Barulho do Baralho

Marcílio Vieira, pai do ex-prefeito Zizinho, era sitiante, gostava mesmo é de lidar com animais, principalmente, mulas e burros.

De gestos cautelosos, fala mansa, não tinha o vício de jogar, beber ou fumar. Mas como não era de ferro, gostava de sapear o animado jogo de Buraco, que todas as noites ocorria num sobradão existente na esquina das Rua do Fundão com a Rua dos Tocos. Para uma referência atual, onde hoje fica a agência do Banco do Brasil.

Marcílio Vieira era aquele sapo calado, que não dava palpite nem na compra nem no descarte. Não fazia cara feia, não resmungava. Tampouco tinha o atrevimento e a ousadia de tomar as cartas da mão do jogador.

Sapeava porque não gostava de jogar, ou até mesmo pelo prazer de dizer que não jogava. Também naquela época não tinha televisão para se ver. Hoje tem, mas só para quem possui parabólica, aquela bacia enorme e esquisita em cima das casas, mais feia que camisa do Botafogo secando no varal.

Pois bem... Certo dia, o jogo estava equilibrado e disputadíssimo. Última rodada.
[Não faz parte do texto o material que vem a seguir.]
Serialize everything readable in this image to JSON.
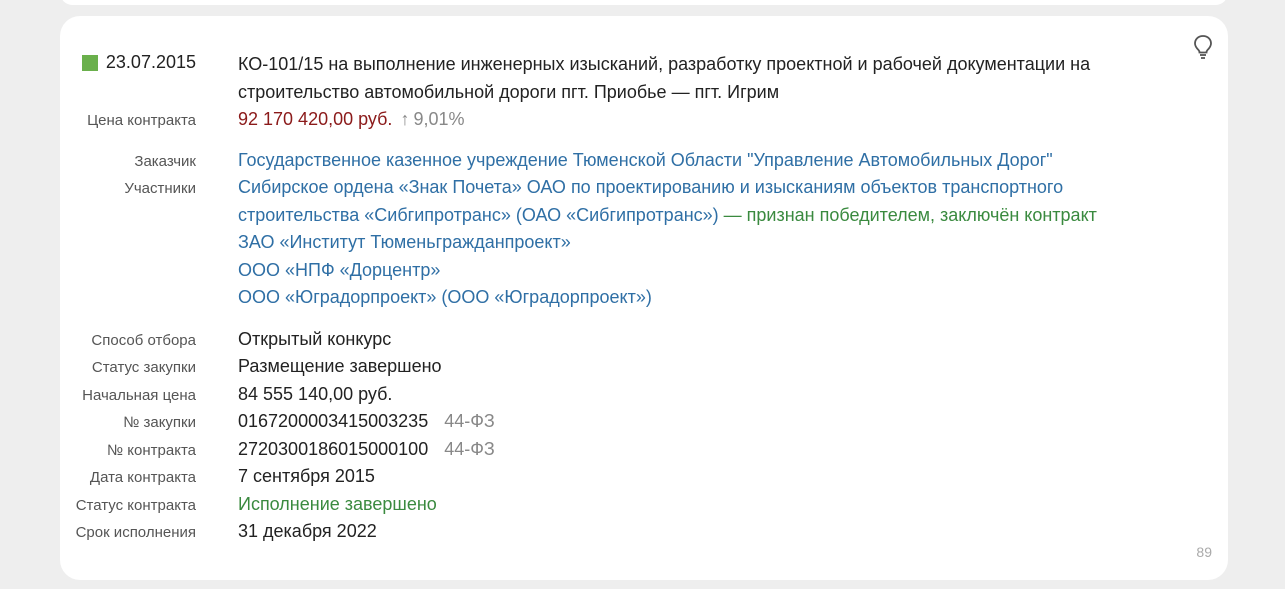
{
  "record": {
    "date": "23.07.2015",
    "title_line1": "КО-101/15 на выполнение инженерных изысканий, разработку проектной и рабочей документации на",
    "title_line2": "строительство автомобильной дороги пгт. Приобье — пгт. Игрим",
    "status_color": "#6ab04c"
  },
  "contract_price": {
    "label": "Цена контракта",
    "value": "92 170 420,00 руб.",
    "arrow": "↑",
    "change": "9,01%"
  },
  "customer": {
    "label": "Заказчик",
    "value": "Государственное казенное учреждение Тюменской Области \"Управление Автомобильных Дорог\""
  },
  "participants": {
    "label": "Участники",
    "items": [
      {
        "line1": "Сибирское ордена «Знак Почета» ОАО по проектированию и изысканиям объектов транспортного",
        "line2": "строительства «Сибгипротранс» (ОАО «Сибгипротранс»)",
        "note": " — признан победителем, заключён контракт"
      },
      {
        "name": "ЗАО «Институт Тюменьгражданпроект»"
      },
      {
        "name": "ООО «НПФ «Дорцентр»"
      },
      {
        "name": "ООО «Юградорпроект» (ООО «Юградорпроект»)"
      }
    ]
  },
  "details": [
    {
      "label": "Способ отбора",
      "value": "Открытый конкурс"
    },
    {
      "label": "Статус закупки",
      "value": "Размещение завершено"
    },
    {
      "label": "Начальная цена",
      "value": "84 555 140,00 руб."
    },
    {
      "label": "№ закупки",
      "value": "0167200003415003235",
      "law": "44-ФЗ"
    },
    {
      "label": "№ контракта",
      "value": "2720300186015000100",
      "law": "44-ФЗ"
    },
    {
      "label": "Дата контракта",
      "value": "7 сентября 2015"
    },
    {
      "label": "Статус контракта",
      "value": "Исполнение завершено"
    },
    {
      "label": "Срок исполнения",
      "value": "31 декабря 2022"
    }
  ],
  "page_number": "89",
  "icons": {
    "hint": "lightbulb-icon"
  },
  "colors": {
    "link": "#2f6fa5",
    "price": "#8b1a1a",
    "success": "#3a8a3f",
    "muted": "#888888"
  }
}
Juca Damato estava por uma carta. Num é que lá fora, inicia-se um murmurinho. Vozes difusas. Marcílio Vieira chega até à janela e vê que está ocorrendo um enorme bafafá, um quiproquó qualquer. Várias pessoas envolvidas.

Não querendo perturbar o jogo, Marcílio Vieira, cochicha ao ouvido de Juca Damato :

- A confusão lá fora tá feia. É preciso providências.

Impassível, sem desgrudar os olhos das cartas e do baralho, Juca Damato, que há quatro rodadas busca a carta prometida, responde baixinho :

- Agüenta aí, que o jogo está terminando.

O vozerio, a algazarra aumenta. Pernadas, poeira levantando, chapéu de palha voando.

Marcílio Vieira, retorna à janela e vê a barafunda crescer e tomar proporções incontroláveis. Um dos brigões, retira da cintura um objeto. Peixeira ou arma de fogo. Não dá para distinguir. Volta à mesa e diz impaciente e temeroso :

- Juca, a coisa tá preta, pode até sair morte.

O baralho insensível à busca do delegado, de propósito esconde a carta salvadora. Imperturbável compra mais uma carta ingrata e pede ao amigo :

- Marcílio, vai controlando a situação. Tô indo.

Marcílio vai até a porta e vê um rapaz atirar com uma garrucha, que masca. Há uma correria desordenada. Gente indo para a Rua do Campo, Fundão abaixo, Rua dos Tocos acima e até lá para o lado de lá da ponte, na Rua do Comércio. A briga termina sem vencidos e vencedores.

Na mesa redonda e verde, o adversário consegue bater e ganhar a partida do Juca Damato. Desconsolado, levanta, ajeita os suspensórios, conserta os óculos, decidido a por fim ao imbróglio na rua.

Antes, porém, não resiste à tentação e vira carta que ficou sobre o baralho para ser comprada.

Cínica, sádica e ironicamente era ela.

Não a rasga e nem a morde, mas bem que ela merecia uns tapas.

Vai até a porta e pergunta :

- Cadê a briga, Marcílio ?

- Juca, os rapazes não agüentaram te esperar e já resolveram a contenda.

- Mas Marcílio, isto era hora deles aprontarem. Basta o danado do baralho.